Poser n’est pas « se montrer » !
Aidée en toute complicité dans l’élaboration et l’écriture par la photographe (et professeur de philosophie) Julie de Waroquier, Florence Rivières veut ici défendre la cause des modèles alternatifs (ceux qui ne sont pas en agence), tenter de définir le pourquoi et le comment de la pose en photographie et, surtout, casser beaucoup d’apriori sur le sujet. Non, les modèles photo ne sont pas des potiches, pas des femmes-objets, mais bien, à leur manière, et dans des cadres particuliers, de véritables actrices, parties prenantes de la qualité de l’image au même titre que les autres intervenants. Quand elles ont compris que l’on ne fait pas des photos « pour se montrer », mais pour participer à une œuvre commune.
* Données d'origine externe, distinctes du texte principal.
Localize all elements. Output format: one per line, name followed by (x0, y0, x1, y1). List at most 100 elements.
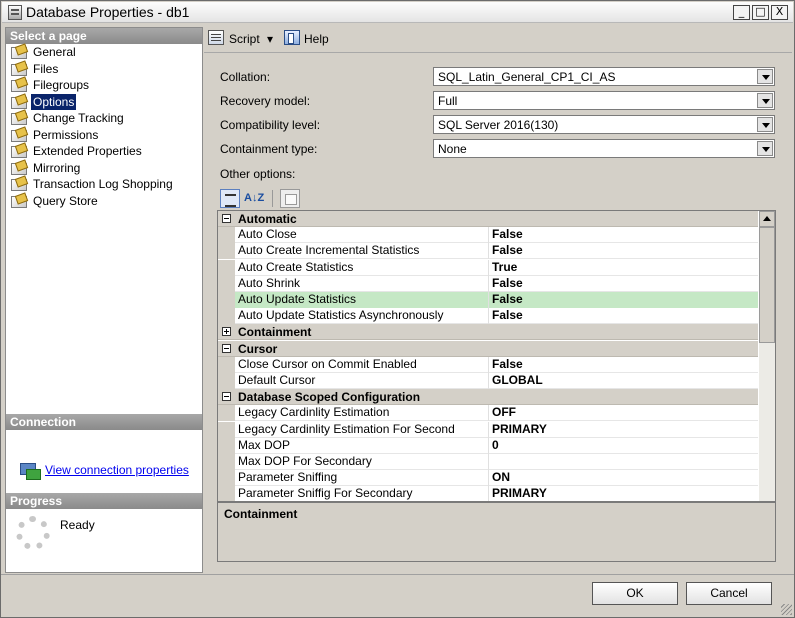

En six chapitres aux références précises, elle aborde toutes les problématiques du choix d’être modèle, des rapports avec les photographes, des conditions de travail et de rémunération, comme des rapports sociaux qu’une telle activité peut induire, en en tirant des conclusions argumentées qui ne manqueront pas de surprendre, d’entrainer le questionnement sur les rapports avec soi-même, avec son propre corps et avec les autres. Pas « les autres » du milieu artistique, mais « les autres » que l’on côtoie tous les jours, au hasard des rues, et qui portent souvent des jugements erronés sur l’activité ou la personnalité du modèle, par le simple jugement d’un cliché. Et surtout quand il montre de la nudité, bien entendu. « Une autre confusion majeure est monnaie courante dans la société contemporaine, c’est l’idée selon laquelle la nudité, totale ou partielle, se rattache forcément à la sexualité. Cette idée est la source de nombreux problèmes de communication – ou pire (…) Le corps nu est confondu avec l’intimité parce qu’il est associé – et réduit- à sa fonction sexuelle » (p239).
A 18 ans, quand elle a commencé à poser, Florence Rivières ne correspondait pas aux critères traditionnels demandés pour être modèle, et se trouvait moche. Depuis, elle a multiplié les expériences, heureuses ou malheureuses, appris à maitriser son corps et ses émotions, pour mieux les faire vivre, en s’impliquant pleinement dans son activité de « modèle ». Une activité par ailleurs libératoire, qui transcende les codes habituels de représentation de la femme et, qui, à ces yeux, s’affirme comme une démarche réellement féministe.
Alors, dit-elle, faut-il pour autant appeler cela du narcissisme ? Certainement, si ce narcissisme s’exprime comme une recherche de soi, une volonté d’accomplissement, et non d’admiration stérile… Pour elle, « un corps nu n’est pas choquant. Banalisons les. Acceptons d’être qui nous sommes, et acceptons d’en être fier » (p255).